How to treat a pinched sciatic nerve
If the sciatic nerve is pinched, treatment should be entrusted to a qualified neurologist, who, based on the diagnostic results, will prescribe appropriate therapy:
- Physiotherapy
This method of therapy helps patients significantly reduce pain, but does not eliminate the root cause of the disease. The doctor may prescribe various procedures: electrophoresis with antispasmodics, vitamins, muscle relaxants, anti-inflammatory drugs, UHF therapy, magnetic laser or laser therapy, phonophoresis, paraffin baths, ultraviolet irradiation of the affected area, electrosleep. The effect of physiotherapy improves blood circulation, relieves swelling and pain gradually subsides.
- Massage, reflexology
During the period of subsidence of the acute inflammatory process, cupping, general massage, acupuncture, moxibustion, acupressure sessions are very effective; even the use of Kuznetsov’s home applicator can help the patient relieve pain and relieve excessive muscle tension. Any type of massage and reflexology improves lymph flow, reduces pain, restores nerve function and prevents muscle wasting.

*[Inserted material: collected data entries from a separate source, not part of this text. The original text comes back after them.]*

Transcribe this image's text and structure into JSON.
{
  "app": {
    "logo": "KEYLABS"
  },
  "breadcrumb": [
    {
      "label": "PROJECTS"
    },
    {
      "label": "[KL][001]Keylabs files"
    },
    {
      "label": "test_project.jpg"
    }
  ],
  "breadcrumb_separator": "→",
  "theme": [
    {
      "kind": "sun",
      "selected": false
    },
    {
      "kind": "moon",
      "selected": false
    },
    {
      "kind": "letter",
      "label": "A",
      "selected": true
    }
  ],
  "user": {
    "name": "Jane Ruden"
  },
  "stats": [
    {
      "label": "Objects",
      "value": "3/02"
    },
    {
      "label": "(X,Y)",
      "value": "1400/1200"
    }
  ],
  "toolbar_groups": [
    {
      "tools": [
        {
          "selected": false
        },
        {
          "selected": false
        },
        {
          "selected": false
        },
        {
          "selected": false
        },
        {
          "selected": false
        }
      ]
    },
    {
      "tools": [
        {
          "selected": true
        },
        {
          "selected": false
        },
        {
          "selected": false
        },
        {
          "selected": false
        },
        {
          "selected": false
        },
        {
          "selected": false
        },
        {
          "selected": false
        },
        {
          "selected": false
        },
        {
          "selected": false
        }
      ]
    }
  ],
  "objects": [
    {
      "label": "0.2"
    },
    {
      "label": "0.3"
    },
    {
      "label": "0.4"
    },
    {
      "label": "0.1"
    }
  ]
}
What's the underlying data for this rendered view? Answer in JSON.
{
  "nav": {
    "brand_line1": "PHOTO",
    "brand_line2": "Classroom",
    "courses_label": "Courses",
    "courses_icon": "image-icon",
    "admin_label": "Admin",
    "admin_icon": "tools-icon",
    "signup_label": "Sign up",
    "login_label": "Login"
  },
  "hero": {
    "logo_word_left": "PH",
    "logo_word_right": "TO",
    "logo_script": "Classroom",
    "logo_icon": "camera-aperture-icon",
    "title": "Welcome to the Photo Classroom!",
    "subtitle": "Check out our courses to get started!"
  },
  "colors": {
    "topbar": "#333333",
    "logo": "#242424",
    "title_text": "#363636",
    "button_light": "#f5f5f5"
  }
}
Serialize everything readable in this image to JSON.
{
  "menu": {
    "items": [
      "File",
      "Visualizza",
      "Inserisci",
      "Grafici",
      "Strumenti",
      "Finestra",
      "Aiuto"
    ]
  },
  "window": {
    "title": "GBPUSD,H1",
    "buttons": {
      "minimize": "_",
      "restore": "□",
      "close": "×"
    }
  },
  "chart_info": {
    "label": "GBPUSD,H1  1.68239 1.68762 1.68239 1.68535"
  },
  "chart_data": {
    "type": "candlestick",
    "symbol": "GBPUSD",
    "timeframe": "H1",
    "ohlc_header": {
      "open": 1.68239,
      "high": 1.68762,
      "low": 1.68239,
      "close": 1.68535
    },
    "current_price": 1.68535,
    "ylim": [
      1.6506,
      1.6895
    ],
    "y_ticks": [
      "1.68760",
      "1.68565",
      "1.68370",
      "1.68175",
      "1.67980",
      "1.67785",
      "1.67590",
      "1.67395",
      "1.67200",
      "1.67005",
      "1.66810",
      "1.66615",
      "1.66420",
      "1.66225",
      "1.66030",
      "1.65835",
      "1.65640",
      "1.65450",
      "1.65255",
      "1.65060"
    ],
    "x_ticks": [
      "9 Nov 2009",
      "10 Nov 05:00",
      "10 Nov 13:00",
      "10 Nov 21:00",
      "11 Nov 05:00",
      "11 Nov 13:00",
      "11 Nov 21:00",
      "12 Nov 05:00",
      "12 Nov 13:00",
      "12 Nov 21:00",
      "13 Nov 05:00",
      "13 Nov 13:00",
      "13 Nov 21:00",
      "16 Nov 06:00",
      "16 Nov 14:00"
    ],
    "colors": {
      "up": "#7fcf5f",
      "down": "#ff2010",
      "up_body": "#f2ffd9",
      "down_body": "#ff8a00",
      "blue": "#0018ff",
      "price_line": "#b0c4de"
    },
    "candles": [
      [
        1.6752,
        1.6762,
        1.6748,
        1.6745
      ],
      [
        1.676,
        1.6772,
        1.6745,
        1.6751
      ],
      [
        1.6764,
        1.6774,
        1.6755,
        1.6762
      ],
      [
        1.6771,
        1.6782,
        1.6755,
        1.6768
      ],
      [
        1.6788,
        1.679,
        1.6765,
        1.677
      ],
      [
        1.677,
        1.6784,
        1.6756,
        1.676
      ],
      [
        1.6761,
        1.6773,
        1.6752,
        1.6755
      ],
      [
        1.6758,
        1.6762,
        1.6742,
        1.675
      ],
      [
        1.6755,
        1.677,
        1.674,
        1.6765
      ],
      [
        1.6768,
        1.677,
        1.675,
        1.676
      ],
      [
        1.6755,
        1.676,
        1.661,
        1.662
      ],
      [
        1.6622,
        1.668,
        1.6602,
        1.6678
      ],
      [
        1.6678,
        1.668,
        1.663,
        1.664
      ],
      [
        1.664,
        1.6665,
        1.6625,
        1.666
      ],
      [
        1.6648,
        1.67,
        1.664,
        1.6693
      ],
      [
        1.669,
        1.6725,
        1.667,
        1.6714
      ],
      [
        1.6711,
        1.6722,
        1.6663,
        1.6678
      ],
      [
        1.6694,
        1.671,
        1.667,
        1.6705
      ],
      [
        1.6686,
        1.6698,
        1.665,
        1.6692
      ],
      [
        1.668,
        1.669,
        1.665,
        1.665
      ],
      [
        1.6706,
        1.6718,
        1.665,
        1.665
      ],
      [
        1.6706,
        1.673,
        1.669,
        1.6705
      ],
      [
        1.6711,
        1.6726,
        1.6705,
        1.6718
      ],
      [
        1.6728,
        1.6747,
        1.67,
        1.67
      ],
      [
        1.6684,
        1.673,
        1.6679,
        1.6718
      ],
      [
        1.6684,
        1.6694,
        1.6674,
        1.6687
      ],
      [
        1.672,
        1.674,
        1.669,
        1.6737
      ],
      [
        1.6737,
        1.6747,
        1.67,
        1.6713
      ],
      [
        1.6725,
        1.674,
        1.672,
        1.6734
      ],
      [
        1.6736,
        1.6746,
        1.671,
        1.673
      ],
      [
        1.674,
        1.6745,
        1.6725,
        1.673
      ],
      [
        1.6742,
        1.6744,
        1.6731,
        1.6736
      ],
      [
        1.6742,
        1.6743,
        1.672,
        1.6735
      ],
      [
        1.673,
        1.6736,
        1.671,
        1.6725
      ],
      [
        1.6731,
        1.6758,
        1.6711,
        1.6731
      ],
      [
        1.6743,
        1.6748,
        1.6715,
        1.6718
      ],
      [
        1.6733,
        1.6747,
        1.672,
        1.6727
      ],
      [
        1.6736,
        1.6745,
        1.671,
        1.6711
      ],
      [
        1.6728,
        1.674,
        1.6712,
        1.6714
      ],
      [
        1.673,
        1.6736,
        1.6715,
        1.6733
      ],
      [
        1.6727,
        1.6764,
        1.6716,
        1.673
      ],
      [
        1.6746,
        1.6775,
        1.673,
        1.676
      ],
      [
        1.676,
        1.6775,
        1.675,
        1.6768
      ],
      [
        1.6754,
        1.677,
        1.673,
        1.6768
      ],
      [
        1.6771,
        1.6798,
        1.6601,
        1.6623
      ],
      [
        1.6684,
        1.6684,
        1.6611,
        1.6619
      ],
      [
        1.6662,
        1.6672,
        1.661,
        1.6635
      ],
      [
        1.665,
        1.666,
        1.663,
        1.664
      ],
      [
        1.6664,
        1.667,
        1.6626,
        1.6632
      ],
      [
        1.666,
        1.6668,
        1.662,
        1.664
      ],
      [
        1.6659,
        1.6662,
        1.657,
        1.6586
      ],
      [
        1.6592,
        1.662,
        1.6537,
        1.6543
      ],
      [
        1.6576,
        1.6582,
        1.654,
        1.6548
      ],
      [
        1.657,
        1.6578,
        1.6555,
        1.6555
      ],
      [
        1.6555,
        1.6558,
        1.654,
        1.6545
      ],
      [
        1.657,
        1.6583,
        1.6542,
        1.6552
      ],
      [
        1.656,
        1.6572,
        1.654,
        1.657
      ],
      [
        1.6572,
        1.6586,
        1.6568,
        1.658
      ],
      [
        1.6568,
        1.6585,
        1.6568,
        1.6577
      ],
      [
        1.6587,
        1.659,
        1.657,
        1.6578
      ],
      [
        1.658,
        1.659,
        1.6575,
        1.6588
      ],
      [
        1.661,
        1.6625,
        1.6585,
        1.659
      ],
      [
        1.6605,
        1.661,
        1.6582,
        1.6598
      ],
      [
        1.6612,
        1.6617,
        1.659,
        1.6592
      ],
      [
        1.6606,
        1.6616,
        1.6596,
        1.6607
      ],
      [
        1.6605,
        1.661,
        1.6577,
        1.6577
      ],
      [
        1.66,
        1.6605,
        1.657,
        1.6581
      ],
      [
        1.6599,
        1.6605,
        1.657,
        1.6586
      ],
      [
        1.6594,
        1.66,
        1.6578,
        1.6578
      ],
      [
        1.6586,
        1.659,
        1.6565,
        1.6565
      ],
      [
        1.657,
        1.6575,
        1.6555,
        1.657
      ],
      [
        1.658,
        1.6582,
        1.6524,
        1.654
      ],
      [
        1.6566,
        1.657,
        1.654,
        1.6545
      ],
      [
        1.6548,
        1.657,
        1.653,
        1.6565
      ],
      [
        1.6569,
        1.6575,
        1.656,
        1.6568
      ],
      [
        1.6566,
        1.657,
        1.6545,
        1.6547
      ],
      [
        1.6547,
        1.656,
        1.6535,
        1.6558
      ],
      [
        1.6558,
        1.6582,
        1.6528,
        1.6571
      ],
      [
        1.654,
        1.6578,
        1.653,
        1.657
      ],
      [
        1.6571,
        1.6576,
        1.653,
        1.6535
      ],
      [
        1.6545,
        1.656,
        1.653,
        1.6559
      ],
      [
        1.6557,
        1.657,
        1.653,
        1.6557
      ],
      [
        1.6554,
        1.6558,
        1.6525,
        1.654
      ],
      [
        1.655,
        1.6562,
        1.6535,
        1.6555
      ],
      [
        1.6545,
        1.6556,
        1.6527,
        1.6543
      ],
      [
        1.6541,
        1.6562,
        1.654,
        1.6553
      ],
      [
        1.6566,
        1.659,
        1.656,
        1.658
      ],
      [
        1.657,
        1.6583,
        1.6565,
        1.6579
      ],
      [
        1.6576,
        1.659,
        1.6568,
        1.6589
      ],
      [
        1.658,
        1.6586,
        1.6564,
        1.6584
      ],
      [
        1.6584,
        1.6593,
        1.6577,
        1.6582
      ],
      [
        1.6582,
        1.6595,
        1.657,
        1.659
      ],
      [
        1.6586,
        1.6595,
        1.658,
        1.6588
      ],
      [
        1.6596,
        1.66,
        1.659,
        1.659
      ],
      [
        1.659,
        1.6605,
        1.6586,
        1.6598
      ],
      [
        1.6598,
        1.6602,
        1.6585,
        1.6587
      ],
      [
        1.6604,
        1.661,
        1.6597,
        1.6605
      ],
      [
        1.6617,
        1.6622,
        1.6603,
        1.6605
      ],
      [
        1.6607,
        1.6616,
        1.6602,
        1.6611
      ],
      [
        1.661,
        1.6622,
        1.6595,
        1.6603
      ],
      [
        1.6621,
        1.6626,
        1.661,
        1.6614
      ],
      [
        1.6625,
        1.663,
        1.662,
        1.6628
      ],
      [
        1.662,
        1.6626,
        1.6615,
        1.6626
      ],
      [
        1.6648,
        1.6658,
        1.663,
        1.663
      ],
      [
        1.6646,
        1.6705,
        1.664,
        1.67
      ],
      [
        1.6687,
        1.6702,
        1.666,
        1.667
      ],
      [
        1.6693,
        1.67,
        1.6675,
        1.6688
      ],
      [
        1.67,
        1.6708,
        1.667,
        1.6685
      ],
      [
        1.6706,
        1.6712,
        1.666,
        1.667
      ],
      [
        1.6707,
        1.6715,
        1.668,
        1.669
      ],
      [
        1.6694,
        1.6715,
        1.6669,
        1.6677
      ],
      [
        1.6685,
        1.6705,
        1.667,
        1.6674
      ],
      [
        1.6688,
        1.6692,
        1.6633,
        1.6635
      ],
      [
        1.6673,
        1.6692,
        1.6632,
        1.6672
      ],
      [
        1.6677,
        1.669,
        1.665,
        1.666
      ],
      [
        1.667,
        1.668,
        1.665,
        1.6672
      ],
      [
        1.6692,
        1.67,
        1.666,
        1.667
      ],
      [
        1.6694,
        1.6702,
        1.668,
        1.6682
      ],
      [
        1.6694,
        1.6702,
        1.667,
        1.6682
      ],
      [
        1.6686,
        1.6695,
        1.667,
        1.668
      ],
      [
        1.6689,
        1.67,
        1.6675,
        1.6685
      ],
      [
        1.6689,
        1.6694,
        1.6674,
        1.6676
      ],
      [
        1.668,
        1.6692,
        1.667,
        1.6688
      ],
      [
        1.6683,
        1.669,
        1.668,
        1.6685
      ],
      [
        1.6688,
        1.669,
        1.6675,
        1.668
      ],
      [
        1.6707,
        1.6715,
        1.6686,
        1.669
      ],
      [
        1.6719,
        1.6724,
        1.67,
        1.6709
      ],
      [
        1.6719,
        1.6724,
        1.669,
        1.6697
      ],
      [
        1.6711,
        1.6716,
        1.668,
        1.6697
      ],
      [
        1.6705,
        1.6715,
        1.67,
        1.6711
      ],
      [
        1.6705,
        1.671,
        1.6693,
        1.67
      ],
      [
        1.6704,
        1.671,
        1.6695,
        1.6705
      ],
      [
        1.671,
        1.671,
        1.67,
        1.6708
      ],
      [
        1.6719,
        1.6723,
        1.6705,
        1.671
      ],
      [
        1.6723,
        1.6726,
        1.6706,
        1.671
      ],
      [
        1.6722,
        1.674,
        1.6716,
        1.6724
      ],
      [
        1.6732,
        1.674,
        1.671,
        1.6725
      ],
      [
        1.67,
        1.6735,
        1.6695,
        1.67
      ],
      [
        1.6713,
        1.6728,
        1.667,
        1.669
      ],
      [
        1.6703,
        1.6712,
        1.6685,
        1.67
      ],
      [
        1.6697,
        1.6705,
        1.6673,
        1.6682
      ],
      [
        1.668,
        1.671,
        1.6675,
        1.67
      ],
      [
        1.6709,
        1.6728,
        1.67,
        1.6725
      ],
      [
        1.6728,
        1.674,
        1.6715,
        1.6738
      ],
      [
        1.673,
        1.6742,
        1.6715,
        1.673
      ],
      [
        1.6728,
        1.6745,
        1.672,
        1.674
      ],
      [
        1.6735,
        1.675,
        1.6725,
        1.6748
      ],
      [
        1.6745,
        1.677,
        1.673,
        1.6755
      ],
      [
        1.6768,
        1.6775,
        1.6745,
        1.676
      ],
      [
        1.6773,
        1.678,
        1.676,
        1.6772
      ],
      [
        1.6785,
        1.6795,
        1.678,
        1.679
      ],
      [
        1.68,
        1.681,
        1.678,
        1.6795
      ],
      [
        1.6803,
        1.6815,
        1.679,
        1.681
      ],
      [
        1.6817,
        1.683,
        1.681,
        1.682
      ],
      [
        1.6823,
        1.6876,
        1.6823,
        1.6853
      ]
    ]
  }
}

- A course of anti-inflammatory and analgesic therapy
The most effective painkillers are NSAIDs. This pharmaceutical group of drugs is represented by drugs that stop the action of the COX enzyme and have an anti-inflammatory effect, these include Diclofenac, Indomethacin, Ibuprofen, Ortofen, Ceberex, Sulindac, Naproxen, Ketorolac. All these drugs irritate the gastric mucosa, affect the kidneys and reduce blood clotting, so their use should be limited. Non-steroidal anti-inflammatory drugs such as Movalis, Arcoxia, Nimesulide are less likely than others to irritate the gastrointestinal tract, and it is possible to use them for a longer period of time, in a course prescribed by the doctor (simultaneously with Omeprazole). Read more about ointments for back pain, comparison of prices and effectiveness, as well as about injections and injections for lower back pain in our articles. When pain and inflammation increase, hormonal steroids are sometimes prescribed in short courses; they relieve pain, but do not eliminate the cause of inflammation, and their use has a lot of side effects and contraindications.
- Other drug treatment of inflammation of the sciatic nerve
The doctor also prescribes vitamins, especially vitamins B, B12, vitamin E, vitamin-mineral complexes, drugs that improve metabolic processes and blood circulation, as well as muscle relaxants.
- Physiotherapy
Even the simplest exercises, such as lying down on a bicycle, rotating the pelvis, walking on the floor on the buttocks, or any stretches, are very effective. Exercises should be performed when the acute process subsides during periods of remission; they should be performed slowly, smoothly, without strong tension.
- Mode in the acute period
During the acute period, patients are recommended to remain in bed, preferably on a bed with a hard mattress, and to limit any physical activity until the acute inflammation passes. Listen to your body; for some patients, alternating application of a heating pad and ice helps very well, for others only cold, especially massaging movements in the area where the pain is localized with a piece of ice.
- Spa treatment, mud therapy
Only without exacerbation, sanatorium-resort treatment of inflammation of the sciatic nerve is recommended; mud therapy, hydrotherapy using radon, hydrogen sulfide, pearl baths, and underwater traction courses are especially effective. Climate therapy always helps strengthen the immune system, reduces the frequency of colds, rest improves mood and creates a positive attitude, which is so important for recovery.